Gundry's conclusion is the essence of his vision of paleofundamentalism:
Like that early fundamentalism and unlike the fundamentalism which evolved in the 20s-40s, this new old fundamentalism, comparable in its neopaleoism to the new old commandment in 1 John 2:7-11; 3:11, would be culturally engaged with the world enough to be critical rather than so culturally secluded as to be mute, morally separate from the world but not spatially cloistered from it, and unashamedly expressive of historic Christian essentials but not quarrelsome over nonessentials. Such a renewed fundamentalism would take direction not only from fundamentalism at the very start of the twentieth century but also, and more importantly, from the paleofundamentalism of John the sectarian, whose Christology of the Word has Jesus come into the world (there is the engagement with it), sanctify himself (there is the separation from it), and exegete God (there is the message to it) (93-94).
That, to me at least, sounds like a fundamentalism worth saving.

8 comments:

NeoFundy said...

Or neofundamentalism? LOL...

Don said...

Ben, you quote Gundry's ideal as "culturally engaged with the world enough to be critical rather than so culturally secluded as to be mute, morally separate from the world but not spatially cloistered from it, and unashamedly expressive of historic Christian essentials but not quarrelsome over nonessentials"

I am not sure this is at all realistic. If you are proclaiming the confrontrational truth of heaven and hell, the depravity of man, the necessity of faith, etc., how will the world react?

Except for those converted, the world will react by either trying to ignore you/isolate you, or persecute you.
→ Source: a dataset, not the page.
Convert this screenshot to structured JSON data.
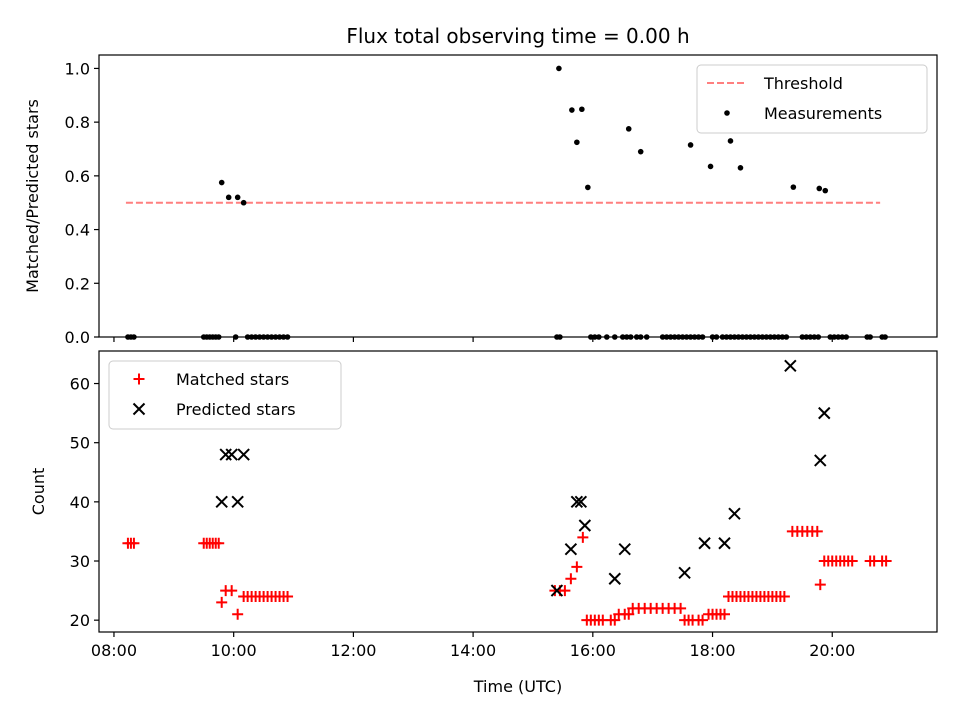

The notion of a 'culturally engaged' Christianity that the world will tolerate and allow to have a voice is an utter pipe dream.

Regards,
Don Johnson
Jer 33.3

Ben said...

So why try, right?

Don said...

Hi Ben, no, not why try, but try for something the Bible actually commands. That would be faithfully proclaiming the Gospel to a lost culture, no matter what happens. The world might ignore me, might attempt to isolate me, or might persecute me. It doesn't matter. Keep proclaiming.

But be realistic. What the world will not allow you to do is be acceptable.

At least, if you are faithfully proclaiming the Gospel, it won't.

Regards,
Don Johnson
Jer 33.3

Ben said...

Don,

I'm not sure what Gundry is saying that you're actually disagreeing with. Gundry says that we should live in the culture of this world in a manner that is morally separate. I think that is being salt (that has not lost its saltiness) and light (that is not hidden).

Some believers have abandoned the moral separateness and ceased to demonstrate any distinctiveness. Others have hidden their light by creating a parallel Christian world that seldom crosses paths with the world where unbelievers live. I see both of these ditches as real problems. Surely you don't disagree with that.

Don said...
This comment has been removed by a blog administrator.
Don said...

Hi Ben

I tried to post agreement with your last comment but it disappeared... But yes, I agree that both the ditches you describe should be avoided.

And I may well be misunderstanding Gundry. Your review makes me want to add his book to my stack of stuff to be read, but your bio makes me worry a little about him also.

Regards,
Don Johnson
Jer 33.3

Ben said...

Don,

I don't think this book will cause you to fall away into errantist redactionism. And it's only 100-ish pages, so you could knock it off in a weekend.